Another way to discipline your mind is to start breaking up a few of your routines. Breaking routines is a great way to get your brain off autopilot. Dangers of your brain being on autopilot include slipping into bias, missing data that you could use to make good decisions and getting into accidents. Keeping your brain on autopilot could also cause you to slip into mental, dietary and lifestyle ruts.
Breaking Mental Patterns
Now, imagine that your brain’s autopilot behavior included looping thoughts, where you repeat anxious thoughts over and over, similar to playing a record again and again. When it comes to finding happiness, that’s a mental pattern to break. Here are ways to get your brain off autopilot:
- Eat a different healthy food for breakfast.
- Get out of bed an hour earlier than normal. To avoid cutting back on sleep, go to bed an hour earlier.
- Shampoo and condition your hair at night instead of in the morning.
- Sleep with your head at the foot of the bed for several nights.
- Sing a song first thing in the morning, even before you eat breakfast or brush your teeth.
- Breathe deeply five times before you engage in an angry or fear-based conversation.

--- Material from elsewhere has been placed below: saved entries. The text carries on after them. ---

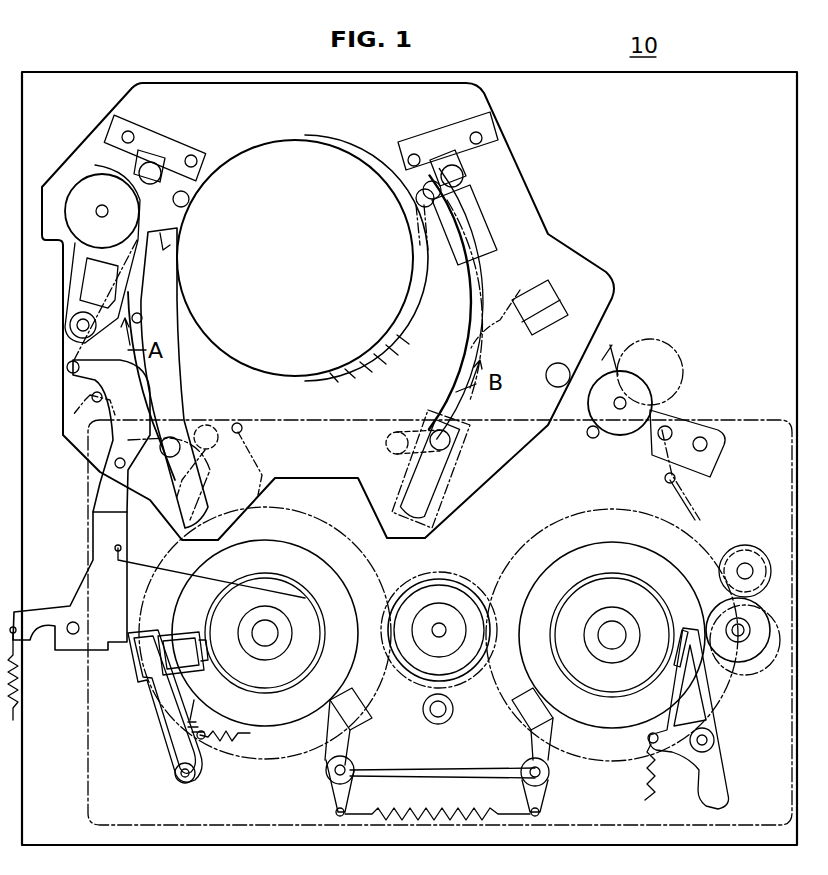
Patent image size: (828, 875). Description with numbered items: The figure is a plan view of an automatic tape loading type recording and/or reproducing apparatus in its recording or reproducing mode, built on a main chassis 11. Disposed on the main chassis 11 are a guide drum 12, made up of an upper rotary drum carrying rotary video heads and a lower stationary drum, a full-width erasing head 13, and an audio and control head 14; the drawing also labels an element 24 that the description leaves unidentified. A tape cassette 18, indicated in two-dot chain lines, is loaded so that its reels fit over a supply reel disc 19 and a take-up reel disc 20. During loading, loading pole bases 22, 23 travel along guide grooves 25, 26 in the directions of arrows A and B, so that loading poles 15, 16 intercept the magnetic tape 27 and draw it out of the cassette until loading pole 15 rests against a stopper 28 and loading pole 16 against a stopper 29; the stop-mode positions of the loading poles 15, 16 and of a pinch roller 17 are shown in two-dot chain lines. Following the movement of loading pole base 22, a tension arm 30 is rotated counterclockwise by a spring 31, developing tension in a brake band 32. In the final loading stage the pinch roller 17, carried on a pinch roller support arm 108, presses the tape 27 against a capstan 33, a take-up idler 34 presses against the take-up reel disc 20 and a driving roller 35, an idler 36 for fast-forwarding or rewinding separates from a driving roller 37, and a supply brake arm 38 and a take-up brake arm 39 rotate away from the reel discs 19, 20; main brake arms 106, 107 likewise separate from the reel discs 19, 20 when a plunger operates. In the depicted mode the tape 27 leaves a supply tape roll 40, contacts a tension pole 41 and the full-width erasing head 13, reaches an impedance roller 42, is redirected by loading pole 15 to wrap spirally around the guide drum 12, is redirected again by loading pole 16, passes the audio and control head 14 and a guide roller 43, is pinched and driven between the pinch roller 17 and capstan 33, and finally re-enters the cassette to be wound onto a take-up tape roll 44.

The main chassis 11 is at (705, 78).
The guide drum 12 is at (280, 142).
The full-width erasing head 13 is at (85, 278).
The audio and control head 14 is at (548, 292).
The loading pole 15 is at (168, 155).
The loading pole 16 is at (445, 160).
The pinch roller 17 is at (627, 356).
The tape cassette 18 is at (745, 420).
The supply reel disc 19 is at (330, 575).
The take-up reel disc 20 is at (566, 555).
The loading pole base 22 is at (162, 245).
The loading pole base 23 is at (452, 248).
The chassis plate 24 is at (540, 236).
The guide groove 25 is at (142, 321).
The guide groove 26 is at (470, 333).
The magnetic tape 27 is at (70, 400).
The stopper 28 is at (158, 125).
The stopper 29 is at (425, 140).
The tension arm 30 is at (284, 470).
The spring 31 is at (20, 690).
The brake band 32 is at (238, 568).
The capstan 33 is at (593, 438).
The take-up idler 34 is at (750, 668).
The driving roller 35 is at (748, 545).
The idler 36 is at (455, 582).
The driving roller 37 is at (454, 710).
The supply brake arm 38 is at (140, 694).
The take-up brake arm 39 is at (712, 708).
The supply tape roll 40 is at (258, 780).
The tension pole 41 is at (67, 367).
The impedance roller 42 is at (75, 182).
The guide roller 43 is at (550, 382).
The take-up tape roll 44 is at (658, 522).
The main brake arm 106 is at (355, 752).
The main brake arm 107 is at (548, 770).
The pinch roller support arm 108 is at (685, 412).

Another way to get your brain off autopilot is to write in a journal about a situation that you’ve been ruminating about. Actually, write down the specifics of the situation. Write about how you felt before, during and after the situation. Psychology Today shares that you also benefit from writing about what you learned from the situation.
Focus On What’s Happening
The key is to focus on what is happening. Start taking in data and new information that you may have been excluding while your brain was on autopilot. Other small actions that you could take to discipline your mind are to do three loving things for yourself each day.
And forgive yourself for mistakes that you’ve made and have yet to forgive yourself for or let go of. After all, forgiveness is a key part of the disciplined mind. That includes asking forgiveness of other people who you mistreated in word or deed.

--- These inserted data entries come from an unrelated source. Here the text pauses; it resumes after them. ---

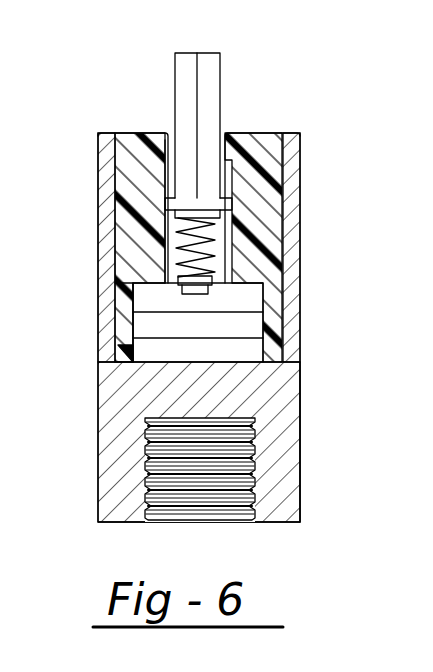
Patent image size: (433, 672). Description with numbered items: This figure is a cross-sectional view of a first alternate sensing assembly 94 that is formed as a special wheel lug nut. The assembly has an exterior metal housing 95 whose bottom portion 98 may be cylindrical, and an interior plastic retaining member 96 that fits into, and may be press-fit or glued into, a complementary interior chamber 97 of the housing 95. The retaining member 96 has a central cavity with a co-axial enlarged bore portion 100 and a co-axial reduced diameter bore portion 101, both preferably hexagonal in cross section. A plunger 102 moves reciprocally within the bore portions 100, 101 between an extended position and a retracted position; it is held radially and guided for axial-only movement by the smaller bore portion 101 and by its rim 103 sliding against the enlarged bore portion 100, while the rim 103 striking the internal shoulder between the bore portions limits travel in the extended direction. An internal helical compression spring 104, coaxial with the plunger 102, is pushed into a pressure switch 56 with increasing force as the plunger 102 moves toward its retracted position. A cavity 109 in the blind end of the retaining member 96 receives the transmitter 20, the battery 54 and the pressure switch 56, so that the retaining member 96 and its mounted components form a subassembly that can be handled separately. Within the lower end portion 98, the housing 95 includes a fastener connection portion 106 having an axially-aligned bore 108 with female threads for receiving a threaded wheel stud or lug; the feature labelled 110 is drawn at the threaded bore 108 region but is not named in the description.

The first alternate sensing assembly 94 is at (340, 176).
The exterior metal housing 95 is at (302, 408).
The interior plastic retaining member 96 is at (282, 131).
The interior chamber 97 is at (284, 243).
The bottom portion of housing 98 is at (300, 490).
The enlarged bore portion 100 is at (167, 174).
The reduced diameter bore portion 101 is at (221, 140).
The plunger 102 is at (221, 67).
The rim of plunger 103 is at (165, 187).
The internal helical compression spring 104 is at (118, 262).
The pressure switch 56 is at (193, 296).
The cavity 109 is at (142, 348).
The transmitter 20 is at (255, 318).
The battery 54 is at (255, 350).
The fastener connection portion 106 is at (236, 480).
The axially-aligned bore 108 is at (193, 418).
The thread bottom 110 is at (150, 495).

Forgive once and you may come to know how freeing that choice is. Forgiveness frees up your energy. It removes the energy and mental space needed to “hide”. As a tip, forgiveness is an action that you may have to practice repeatedly over the course of your life’s journey.
But, when you experience the benefits of releasing energy that you’ve been spending to “hide” a memory, you may become eager to forgive others and yourself. It really is freeing.
Practice Forgiveness to Gain Healthy Mental Discipline
While you practice forgiveness and break routines to get your brain off autopilot, explore new hobbies and activities to engage in. Traveling, taking a free or low cost community college course or joining a professional discussion group are ways to explore new activities. This is important because your brain is going to seek out new mental investments.
Throughout the day also take breaks. Treat your mind to rest intervals throughout the day. Should your mind work like mine, this may take a bit of practice. The key is to get started. The three loving acts that you engage in each day may prove to you that you’re loved and worth loving.
You’ve got it. Healthy mental discipline isn’t a one and done effort. Practice self-awareness to stay on course. However, for self-awareness to work you have to be honest. This means that you disallow yourself to engage in rationalization when it comes to getting to the core of why you made a mistake or mistreated someone, including yourself.
Path Of Healthy Mental Discipline
Instead of rationalizing, become aware of your emotions, thoughts and your behavior. Become aware of how you treat yourself and how you let other people treat you. In fact, you could come to see the way that you allow others to treat you as an extension of how you are indirectly treating yourself.
Even if it doesn’t appear to be, the way that you treat yourself and the way that you allow others to treat you is part of mental discipline. So, treat yourself to three things that you love each day, forgive, break a few routines and practice self-awareness to enjoy living on the path of healthy mental discipline.